How far would you go to get custody?

How far would you go to get custody of your child? In one recent Texas case reported by U.S. News & World Report, one 34-year old mother (along with her husband and father-in-law), plotted the death of the man who had been awarded custody of their daughter from a previous relationship. According to court records, after the woman stabbed the man to death, she and her father-in-law drove to the victim’s home in Abilene to take the child. Ultimately, the plan failed and the woman was charged with murder, while her accomplices were arrested for conspiracy. 

There is a better way

Unfortunately, too many people still think of child custody as ownership. Under Texas law, custody is called conservatorship. The courts determine what is best for the child and grants conservatorship to one parent, while often granting “possessory conservatorship” to the other parent. The expectation is that both parents will share in upbringing general well-being of the child. But to do so requires cooperation on the part of both parents.

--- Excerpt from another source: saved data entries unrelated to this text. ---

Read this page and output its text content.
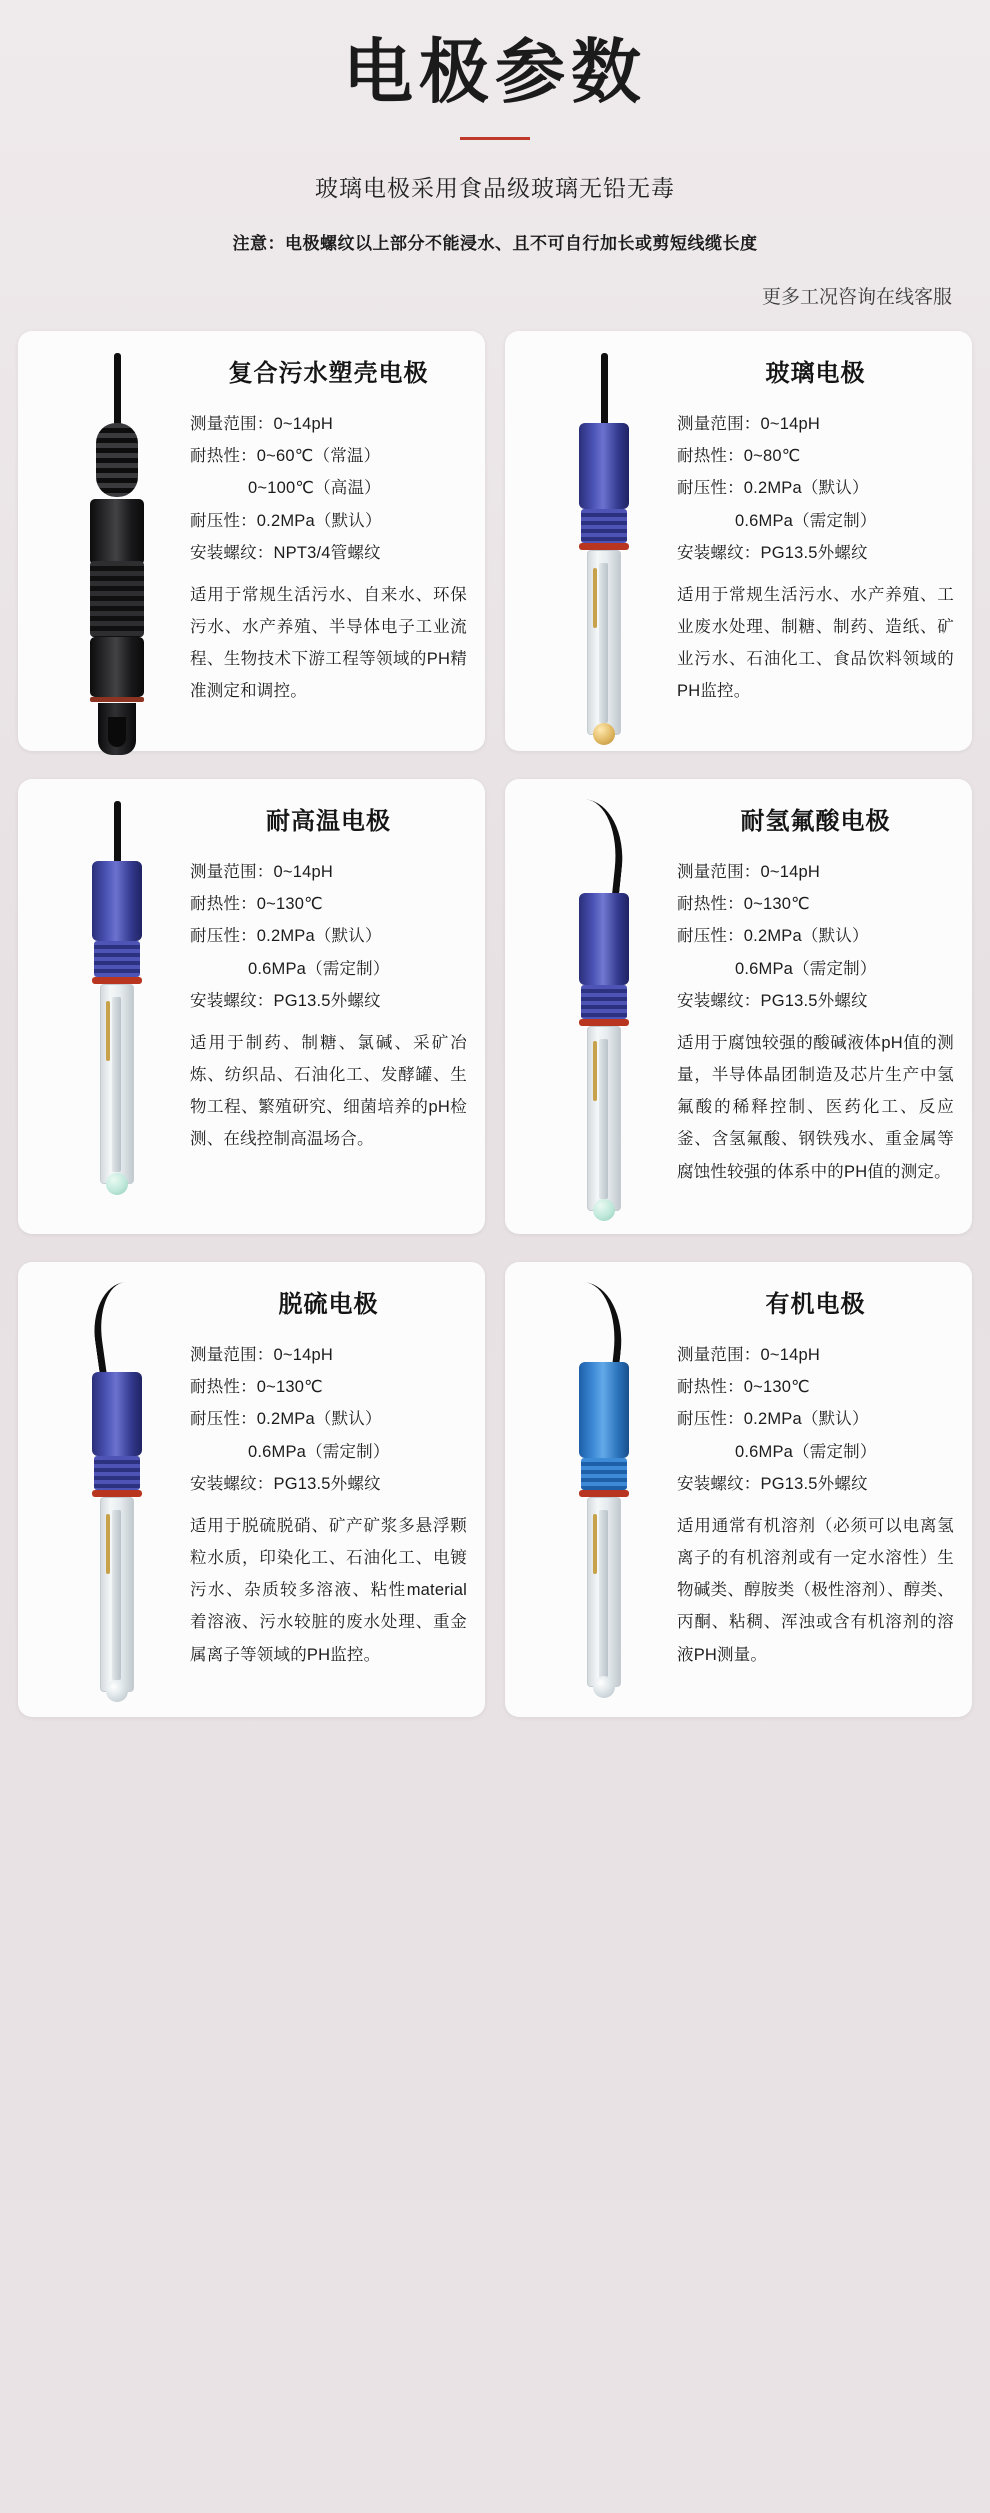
电极参数
玻璃电极采用食品级玻璃无铅无毒
注意：电极螺纹以上部分不能浸水、且不可自行加长或剪短线缆长度
更多工况咨询在线客服
复合污水塑壳电极
测量范围：0~14pH
耐热性：0~60℃（常温）
0~100℃（高温）
耐压性：0.2MPa（默认）
安装螺纹：NPT3/4管螺纹
适用于常规生活污水、自来水、环保污水、水产养殖、半导体电子工业流程、生物技术下游工程等领域的PH精准测定和调控。
玻璃电极
测量范围：0~14pH
耐热性：0~80℃
耐压性：0.2MPa（默认）
0.6MPa（需定制）
安装螺纹：PG13.5外螺纹
适用于常规生活污水、水产养殖、工业废水处理、制糖、制药、造纸、矿业污水、石油化工、食品饮料领域的PH监控。
耐高温电极
测量范围：0~14pH
耐热性：0~130℃
耐压性：0.2MPa（默认）
0.6MPa（需定制）
安装螺纹：PG13.5外螺纹
适用于制药、制糖、氯碱、采矿冶炼、纺织品、石油化工、发酵罐、生物工程、繁殖研究、细菌培养的pH检测、在线控制高温场合。
耐氢氟酸电极
测量范围：0~14pH
耐热性：0~130℃
耐压性：0.2MPa（默认）
0.6MPa（需定制）
安装螺纹：PG13.5外螺纹
适用于腐蚀较强的酸碱液体pH值的测量，半导体晶团制造及芯片生产中氢氟酸的稀释控制、医药化工、反应釜、含氢氟酸、钢铁残水、重金属等腐蚀性较强的体系中的PH值的测定。
脱硫电极
测量范围：0~14pH
耐热性：0~130℃
耐压性：0.2MPa（默认）
0.6MPa（需定制）
安装螺纹：PG13.5外螺纹
适用于脱硫脱硝、矿产矿浆多悬浮颗粒水质，印染化工、石油化工、电镀污水、杂质较多溶液、粘性material着溶液、污水较脏的废水处理、重金属离子等领域的PH监控。
有机电极
测量范围：0~14pH
耐热性：0~130℃
耐压性：0.2MPa（默认）
0.6MPa（需定制）
安装螺纹：PG13.5外螺纹
适用通常有机溶剂（必须可以电离氢离子的有机溶剂或有一定水溶性）生物碱类、醇胺类（极性溶剂）、醇类、丙酮、粘稠、浑浊或含有机溶剂的溶液PH测量。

While the case of murdering the child’s custodial parent is fortunately unusual, kidnapping and domestic assault violence resulting in serious injury and fear is more common. In many cases, one or both parents choose to ignore court orders regarding parenting time. In other cases, the parent granted custody chooses to be inflexible regarding short-term changes required by the other parent.

Conservatorship is not ownership

Whether you have been awarded conservatorship or have been awarded visitation rights as the non-custodial parent, when a dispute erupts between yourself and the other parent, DO NOT RELY ON AN INFORMAL ARRANGEMENT. In most cases, temporary agreements made in driveways or over the phone fall apart when one party can’t stick to the terms. These agreements are not binding in court and can actually result in more problems in the event you later decide to get a change made official.